Lecture 3 — Conjugate Models & Choosing Your Prior (Ch. 5)

Author

Johnny van Doorn

Published

June 8, 2026

By the end of this lecture, you will be able to:

Explain what conjugacy means and why it is useful
Apply the Beta–Binomial, Gamma–Poisson, and Normal–Normal update rules
Choose a prior using effective sample size, moment matching, or a prior predictive check
Run a prior sensitivity analysis in R

Recommended Reading: Bayes Rules! Chapter 5. Suggested exercises (worked solutions available): 5.1, 5.2, 5.3, 5.7, 5.8, 5.9, 5.10.

Conjugate Models (Ch. 5)

What Is Conjugacy?

\[f(\theta \mid y) \;\propto\; f(\theta) \cdot L(y \mid \theta)\]

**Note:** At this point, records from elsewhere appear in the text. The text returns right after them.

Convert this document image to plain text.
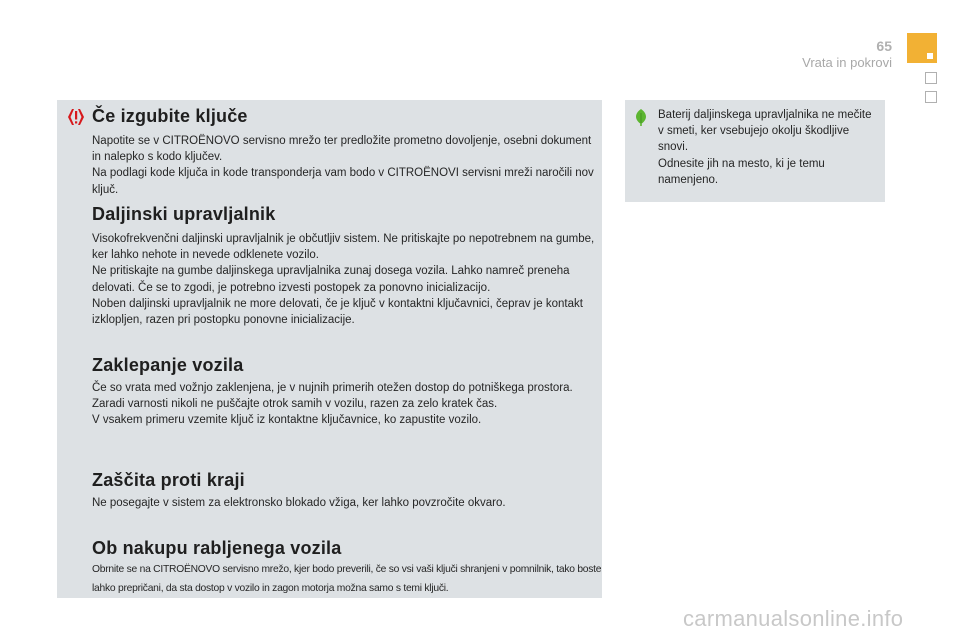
65
Vrata in pokrovi
Če izgubite ključe

Napotite se v CITROËNOVO servisno mrežo ter predložite prometno dovoljenje, osebni dokument in nalepko s kodo ključev.
Na podlagi kode ključa in kode transponderja vam bodo v CITROËNOVI servisni mreži naročili nov ključ.

Daljinski upravljalnik

Visokofrekvenčni daljinski upravljalnik je občutljiv sistem. Ne pritiskajte po nepotrebnem na gumbe, ker lahko nehote in nevede odklenete vozilo.
Ne pritiskajte na gumbe daljinskega upravljalnika zunaj dosega vozila. Lahko namreč preneha delovati. Če se to zgodi, je potrebno izvesti postopek za ponovno inicializacijo.
Noben daljinski upravljalnik ne more delovati, če je ključ v kontaktni ključavnici, čeprav je kontakt izklopljen, razen pri postopku ponovne inicializacije.

Zaklepanje vozila

Če so vrata med vožnjo zaklenjena, je v nujnih primerih otežen dostop do potniškega prostora.
Zaradi varnosti nikoli ne puščajte otrok samih v vozilu, razen za zelo kratek čas.
V vsakem primeru vzemite ključ iz kontaktne ključavnice, ko zapustite vozilo.

Zaščita proti kraji

Ne posegajte v sistem za elektronsko blokado vžiga, ker lahko povzročite okvaro.

Ob nakupu rabljenega vozila

Obrnite se na CITROËNOVO servisno mrežo, kjer bodo preverili, če so vsi vaši ključi shranjeni v pomnilnik, tako boste lahko prepričani, da sta dostop v vozilo in zagon motorja možna samo s temi ključi.

Baterij daljinskega upravljalnika ne mečite v smeti, ker vsebujejo okolju škodljive snovi.
Odnesite jih na mesto, ki je temu namenjeno.

carmanualsonline.info
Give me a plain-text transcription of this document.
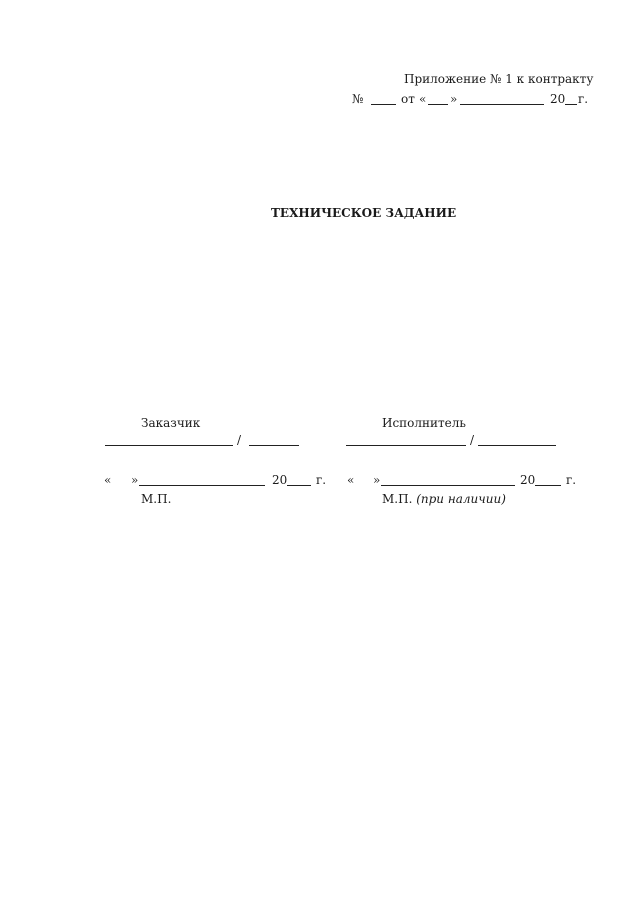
Приложение № 1 к контракту
№	от « »	20 г.
ТЕХНИЧЕСКОЕ ЗАДАНИЕ
Заказчик
/
« »	20 г.
М.П.
Исполнитель
/
« »	20	г.
М.П. (при наличии)
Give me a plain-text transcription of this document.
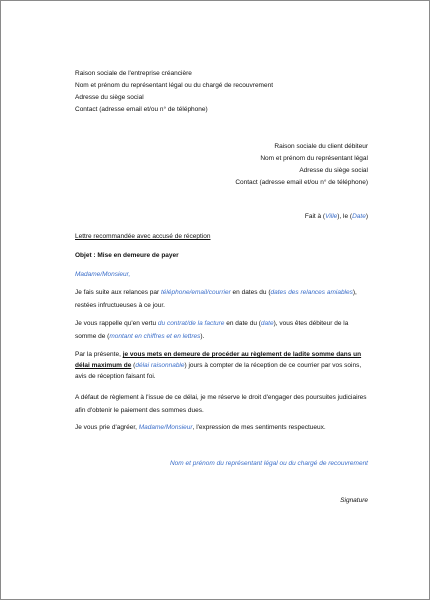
Raison sociale de l'entreprise créancière
Nom et prénom du représentant légal ou du chargé de recouvrement
Adresse du siège social
Contact (adresse email et/ou n° de téléphone)
Raison sociale du client débiteur
Nom et prénom du représentant légal
Adresse du siège social
Contact (adresse email et/ou n° de téléphone)
Fait à (Ville), le (Date)
Lettre recommandée avec accusé de réception
Objet : Mise en demeure de payer
Madame/Monsieur,

Je fais suite aux relances par téléphone/email/courrier en dates du (dates des relances amiables),

restées infructueuses à ce jour.

Je vous rappelle qu'en vertu du contrat/de la facture en date du (date), vous êtes débiteur de la

somme de (montant en chiffres et en lettres).

Par la présente, je vous mets en demeure de procéder au règlement de ladite somme dans un

délai maximum de (délai raisonnable) jours à compter de la réception de ce courrier par vos soins,

avis de réception faisant foi.

A défaut de règlement à l'issue de ce délai, je me réserve le droit d'engager des poursuites judiciaires

afin d'obtenir le paiement des sommes dues.

Je vous prie d'agréer, Madame/Monsieur, l'expression de mes sentiments respectueux.

Nom et prénom du représentant légal ou du chargé de recouvrement
Signature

A conjugate prior is one where the posterior belongs to the same distributional family as the prior — the hyperparameters simply absorb the data.

Advantage	Why it matters
Closed-form posterior	No numerical integration needed
Transparent update	Hyperparameters = prior pseudo-data
Easy sensitivity analysis	Just change hyperparameters

The Beta–Binomial Model

Research Context

A digital CBT app is evaluated. What proportion \(\theta\) of patients show meaningful improvement?

\(\theta \in [0,1]\): probability of improvement
\(Y \mid \theta \sim \text{Binomial}(n, \theta)\)
Prior: \(\theta \sim \text{Beta}(\alpha, \beta)\)

Prior literature suggests ~60% success. A pilot of 20 gives: \(\alpha = 12\), \(\beta = 8\) (ESS = 20, mean = 0.60).

The Update Rule

\[\theta \sim \text{Beta}(\alpha, \beta) \qquad Y \mid \theta \sim \text{Bin}(n, \theta)\]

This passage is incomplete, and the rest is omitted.